Petra, trapped by what she’d taken in, flung herself against the circle, raced around it in a blur until the blood of the woman soaked the ground.
“Enough,” Fallon ordered. “It’s enough.”
“Get me up,” Tonia insisted as Duncan moved into the circle. “I’m not missing this.”
“You shouldn’t— Never mind.” Hannah got an arm around her. “Lean on me.”
“I always have.”
Her hair in tangled mats, Petra huddled on the ground, battered, bleeding. With eyes that had gone a sweet and innocent blue, she lifted her face to Duncan.
“It made me do terrible things. Look how it hurt me. Help me, Duncan. Rescue me.”
“Not this time.” He pushed, but more gently than he’d thought himself capable of, driving her back.
“Come with me.” Smiling through bloody teeth, Petra reached out, and the dark heart clawed with her.
Fallon stepped in. “Go to hell.”
Petra’s hands, her feet left grooves in the ground as she fought against the push. Her scrabbling fingers caught the edge of the pit. With one last smile she looked at Fallon, spoke with the voice of the beast.
“We’ll come back for you.”
As they fell—a scream from what had once been a woman, a roar from what she’d embraced—Duncan drew his sword, sent flames to destroy both. “No, you won’t.”
“Hold the line,” Fallon said to him, and walked over to Laoch, took what they needed out of the saddlebag. “Are you up for this?” she asked Tonia.
“You’re damn right. A little help? Legs are still wonky.
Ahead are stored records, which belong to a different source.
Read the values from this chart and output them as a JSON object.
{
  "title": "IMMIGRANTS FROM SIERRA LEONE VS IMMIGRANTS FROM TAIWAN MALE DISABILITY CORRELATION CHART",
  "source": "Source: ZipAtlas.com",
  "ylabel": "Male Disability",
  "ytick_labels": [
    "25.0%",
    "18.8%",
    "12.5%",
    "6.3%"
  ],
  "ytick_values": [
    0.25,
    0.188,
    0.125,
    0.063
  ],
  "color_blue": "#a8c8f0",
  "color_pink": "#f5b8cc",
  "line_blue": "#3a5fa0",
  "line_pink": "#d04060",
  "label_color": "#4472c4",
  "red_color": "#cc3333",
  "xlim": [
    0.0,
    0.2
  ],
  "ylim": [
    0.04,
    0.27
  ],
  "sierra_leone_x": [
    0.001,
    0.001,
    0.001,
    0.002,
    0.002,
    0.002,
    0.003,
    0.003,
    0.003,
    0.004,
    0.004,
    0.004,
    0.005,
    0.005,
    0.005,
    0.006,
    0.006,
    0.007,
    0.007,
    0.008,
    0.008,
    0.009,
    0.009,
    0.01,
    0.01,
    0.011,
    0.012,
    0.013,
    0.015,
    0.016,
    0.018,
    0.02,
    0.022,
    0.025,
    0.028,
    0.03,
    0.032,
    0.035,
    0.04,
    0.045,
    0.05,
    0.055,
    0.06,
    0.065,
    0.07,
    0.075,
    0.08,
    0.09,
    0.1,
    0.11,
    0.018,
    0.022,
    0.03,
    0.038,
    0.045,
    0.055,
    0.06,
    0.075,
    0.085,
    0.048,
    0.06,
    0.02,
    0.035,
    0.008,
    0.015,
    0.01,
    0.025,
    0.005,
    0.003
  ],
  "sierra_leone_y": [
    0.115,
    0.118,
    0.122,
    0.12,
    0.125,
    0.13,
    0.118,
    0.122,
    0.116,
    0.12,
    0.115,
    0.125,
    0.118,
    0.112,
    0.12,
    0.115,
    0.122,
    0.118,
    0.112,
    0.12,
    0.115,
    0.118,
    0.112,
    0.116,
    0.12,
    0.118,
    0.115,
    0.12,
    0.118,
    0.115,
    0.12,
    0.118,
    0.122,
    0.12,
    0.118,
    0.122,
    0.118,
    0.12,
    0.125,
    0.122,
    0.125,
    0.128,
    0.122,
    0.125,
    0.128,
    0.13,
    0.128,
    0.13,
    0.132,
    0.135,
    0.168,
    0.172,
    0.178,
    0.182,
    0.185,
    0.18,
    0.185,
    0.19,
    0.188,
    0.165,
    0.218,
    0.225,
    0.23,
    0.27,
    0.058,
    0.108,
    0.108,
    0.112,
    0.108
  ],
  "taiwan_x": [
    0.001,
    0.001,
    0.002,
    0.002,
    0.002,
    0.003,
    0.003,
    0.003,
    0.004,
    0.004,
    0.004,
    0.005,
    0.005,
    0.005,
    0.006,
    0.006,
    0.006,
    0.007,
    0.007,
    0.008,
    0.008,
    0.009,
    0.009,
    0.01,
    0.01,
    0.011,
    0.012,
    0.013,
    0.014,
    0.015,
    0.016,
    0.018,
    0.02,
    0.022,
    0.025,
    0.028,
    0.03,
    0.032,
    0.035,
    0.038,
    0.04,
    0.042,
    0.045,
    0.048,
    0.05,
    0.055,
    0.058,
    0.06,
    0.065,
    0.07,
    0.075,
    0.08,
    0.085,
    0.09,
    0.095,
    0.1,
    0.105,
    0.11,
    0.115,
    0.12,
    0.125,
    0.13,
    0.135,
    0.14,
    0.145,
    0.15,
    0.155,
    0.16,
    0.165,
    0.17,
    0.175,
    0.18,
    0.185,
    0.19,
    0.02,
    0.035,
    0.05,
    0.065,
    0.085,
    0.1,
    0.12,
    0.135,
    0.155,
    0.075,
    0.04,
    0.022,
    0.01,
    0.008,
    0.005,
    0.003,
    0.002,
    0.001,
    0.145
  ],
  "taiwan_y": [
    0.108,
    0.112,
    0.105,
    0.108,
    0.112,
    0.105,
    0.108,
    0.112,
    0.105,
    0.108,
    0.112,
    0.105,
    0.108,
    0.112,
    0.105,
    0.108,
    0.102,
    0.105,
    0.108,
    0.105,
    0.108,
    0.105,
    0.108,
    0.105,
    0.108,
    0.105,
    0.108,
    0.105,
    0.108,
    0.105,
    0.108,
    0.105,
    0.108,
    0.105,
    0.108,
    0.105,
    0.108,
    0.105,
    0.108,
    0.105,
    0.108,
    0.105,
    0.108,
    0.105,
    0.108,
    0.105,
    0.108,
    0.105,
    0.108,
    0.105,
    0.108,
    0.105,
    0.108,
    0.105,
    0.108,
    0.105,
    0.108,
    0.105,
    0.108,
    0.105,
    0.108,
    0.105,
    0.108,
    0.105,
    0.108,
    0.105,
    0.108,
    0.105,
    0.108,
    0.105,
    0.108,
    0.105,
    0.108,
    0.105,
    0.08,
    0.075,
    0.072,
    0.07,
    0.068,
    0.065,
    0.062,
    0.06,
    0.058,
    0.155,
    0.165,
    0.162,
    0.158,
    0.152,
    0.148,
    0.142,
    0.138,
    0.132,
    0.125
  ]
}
Seems I broke both of them.”
“I’ve got you. We only left the circle open for the three of us,” she explained to her mother and Hannah. “We couldn’t take chances. We have to close it, seal it, purify it.”
“We’ll wait.” Lana slipped an arm around Hannah’s waist.
They waited and watched while the children of the Tuatha de Danann closed the ground inside the stone. With merged blood, they sealed the shield, purified it with light.
With the sword she’d taken from the fire, Fallon etched the fivefold symbol into the shield.
As she did, light exploded in the sky. It burst like noon, bathed the world, fell warm and soothing over her face.
“Here, the grass will grow again and wildflowers bloom,” she said as the light quieted, and night flowed back.
“The deer will come to graze, men may come to see. But the sign will remain, and the shield forged in blood and light will forever hold back the dark.”